One main difference in the commercial results year-over-year was that last year, the insurer set aside some reserves for COVID-19-related losses on business interruption, Aviva Canada CEO Jason Storah told Canadian Underwriter in an interview Thursday. This included a large program that paid out claims for dental operations affected by the pandemic.
“We didn’t do that this year. And that is behind us,” Storah said. “So that’s a really big driver of the result, as well as just the continued underlying improvement and performance of our commercial business.”
A very benign Cat season for the first half of the year, lower driving activity due to the pandemic, along with the continued improvement in the underlying performance of the business factored into the personal lines results, Storah said.
“I would never expect to have no Cats in the first half of the year,” he added when asked if there were any surprising results from the half-year results for 2021. “That’s definitely unusual. So, we will take that as a one-off. We’ve seen Cats obviously come with a vengeance in July.”
For example, on July 2, a massive hailstorm in Calgary caused an estimated $247 million in insured damage, according to initial estimates from Catastrophe Indices and Quantification Inc. (CatIQ). Industry experts also believe that a tornado that swept through Barrie, Ont. July 15 will be considered a Cat.

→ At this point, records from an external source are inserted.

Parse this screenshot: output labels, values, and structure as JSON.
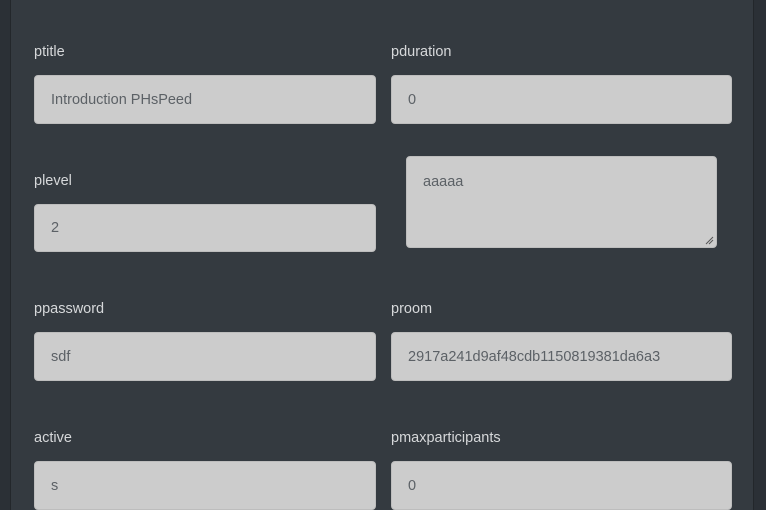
{
  "form": {
    "ptitle": {
      "label": "ptitle",
      "value": "Introduction PHsPeed"
    },
    "pduration": {
      "label": "pduration",
      "value": "0"
    },
    "plevel": {
      "label": "plevel",
      "value": "2"
    },
    "description": {
      "value": "aaaaa"
    },
    "ppassword": {
      "label": "ppassword",
      "value": "sdf"
    },
    "proom": {
      "label": "proom",
      "value": "2917a241d9af48cdb1150819381da6a3"
    },
    "active": {
      "label": "active",
      "value": "s"
    },
    "pmaxparticipants": {
      "label": "pmaxparticipants",
      "value": "0"
    }
  }
}
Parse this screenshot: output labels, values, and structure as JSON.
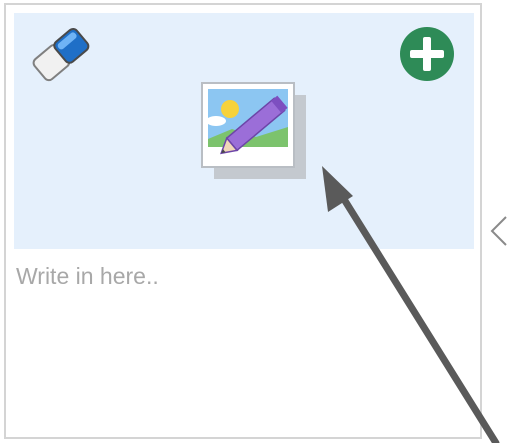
{
  "card": {
    "text_placeholder": "Write in here..",
    "text_value": ""
  },
  "icons": {
    "eraser": "eraser-icon",
    "add": "add-icon",
    "insert_image": "insert-image-icon",
    "next": "chevron-left-icon",
    "annotation_arrow": "annotation-arrow"
  },
  "colors": {
    "image_area_bg": "#e5f0fc",
    "add_button": "#2e8b57",
    "card_border": "#d4d4d4",
    "annotation_arrow": "#5a5a5a"
  }
}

As for Aviva Canada’s HY21 results, gross written premiums (GWP) were up 6% to £1.661 billion (HY20: £1.580 billion). In personal lines, GWP of £1.047 billion (HY20: £1.029 billion) was “marginally higher despite rate reductions in Ontario [auto] applied towards the end of the period,” the half-year report said. Commercial lines GWP increased to £614 million (HY20: £551 million) “mostly due to increased rate in the prevailing hard market, change in business mix, new business activity and higher policy retention.”
In HY21, the underwriting result was £174 million (HY20: £68 million), mainly driven by strong premium increases in commercial lines, lower catastrophic weather losses, and benefits from lower net claims incurred as a result of COVID-19. This was partially offset by unfavourable prior-year reserve development and higher contingent profit commission payments. Long-term investment return worsened by 10% mainly due to lower reinvestment yields and reduced dividend income.
What will the future hold? Storah told Canadian Underwriter that he expects an upward trend in driving activity. “It might be that driving activity is different in nature,” he said. “But we’re definitely expecting to see that, and then that will have an increased impact on claims.”
The insurer will then look at rate reductions and rate actions taken to see what needs to be done going forward, given increased driving activity and claims.
On the commercial side, Storah expects to see a continued hardening of rates. Although some lines of business are seeing some pressures ease, “I do think that the continued hardening of the commercial market is going to continue for the foreseeable future,” Storah said.
Beyond personal and commercial lines, Storah said Aviva will remain focused on its climate change initiatives. Earlier this year, Aviva announced it plans to become a net zero carbon emissions company by 2040. Aviva Canada also said it will invest $1 million in WWF-Canada’s nature and climate grant program to fight biodiversity loss and climate change.
There is a paperless initiative in place as well, Storah noted. “We’re really, really working hard on where we can digitize, automate and simplify our business for our customers and our brokers.”
From a pandemic standpoint, Aviva Canada opened its offices in July, up to a maximum of 20% capacity. “We’re hoping that at some point, we’ll be able to move to a phase two of that where we can get up to a capacity of 50%, maybe some time in the fall, depending on provincial guidelines” Storah said.
“We’ll look at the provincial guidelines, and we’ll add a layer of our own conservatism in place, and then we’ll go from there. We’re ready to react, depending on what the government advice is and what happens with infection rates.”